Ка-ак в бреду! Тр-а-агическая история!
Помню, что лишь спустился по лестнице вниз, как опять пополз и поплыл этот проклятый химический запах, преследующий меня с перерывами уже вторые сутки.
Я заметался Я обнюхал стены и перила. Они пахли химией.
Я обнюхал руки - они пахли химией. Все-все пахло химией. Я снял шапку. Она воняла химией, она прямо вся лоснилась от химикаля. Господи Иисусе! Как в бреду. Был в домах, на улице, в залах и комнатах, видел каких-то людей, все пахло химией, все воняло химией, несло химией, тошнило от химии, промаслилось и обмусолилось химией. И прохожие кричали хором: 'Химия! Хи-ми-я!' Я хотел умереть.
Но не умер. И, как видите, с ума еще не сошел. Вот рассказ пишу. Все, конечно, объяснилось, а то как же иначе.
...Уж и не помню, как и когда попал я наконец к Гале. По-видимому, была ночь, я разбудил не только ее, но и родителей, из чего Галя заключила, что я пьян.
— Ты пьян, - сказал она. - Ты мерзко пьян. Уйди.
— Нет, Галя, - сказал я, с трудом ворочая языком. -
Я попытаюсь тебе все объяснить.
И ослабевшей рукой пытался положить шапку на полку. Но не мог.
- Я тебе все объясню. Я умираю. Вот смотри. Вот - дуб. Он - живой, а я умираю. Химия.
И я, забравшись на стул, хотел показать рукой на дуб, все объяснить и умереть.
И что же я там вижу, на этой прекрасной длинной дубовой полке, принадлежащей моей любимой и ее родителям?
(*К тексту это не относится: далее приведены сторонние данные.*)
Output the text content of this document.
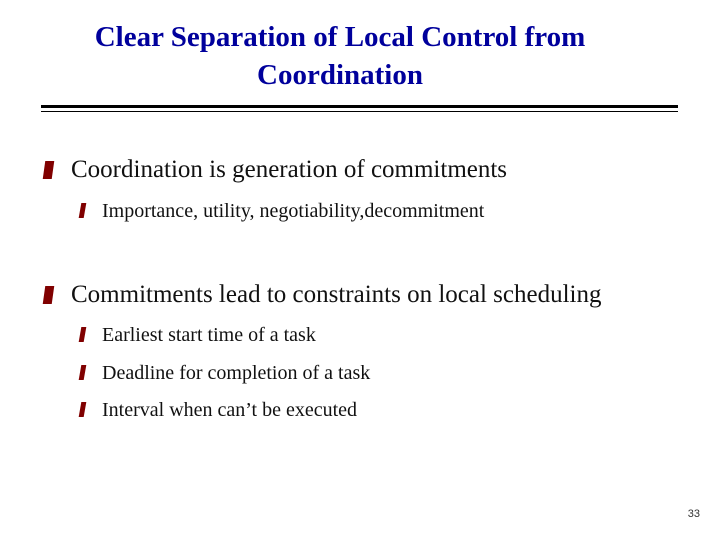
Clear Separation of Local Control from
Coordination
Coordination is generation of commitments
Importance, utility, negotiability,decommitment
Commitments lead to constraints on local scheduling
Earliest start time of a task
Deadline for completion of a task
Interval when can’t be executed
33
А то я там вижу, что там лежит опрокинутый флакон с надписью 'Крысид', вокруг которого растеклась и застыла липкая лужа, источающая преследовавший меня мерзкий запах. О ужас! Кроме флакона, там валялся пустой коробок спичек и неизвестно почему тонкая книжица на украинском языке 'Питания використання календарного часу на химийных пидприемствах'.
— Что это? - вскричал я.
— Видишь ли, - смущенно сказала невеста, - у нас были две крыски. Они грызли мой рояль, и мы их уничтожили. Крыски сдохли, а крысид остался.
— А питания використання?
— Не знаю. Это, по-видимому, что-нибудь по папочкиной работе, когда он еще работал.
— Питания. Крысид! Химия! А я шапку клал. Аи!
Умираю! - вскричал я еще раз и упал со стула.
Очнувшись, я заметил, что лежу на ее девичьем диванчике-кровати, а вокруг стоят все.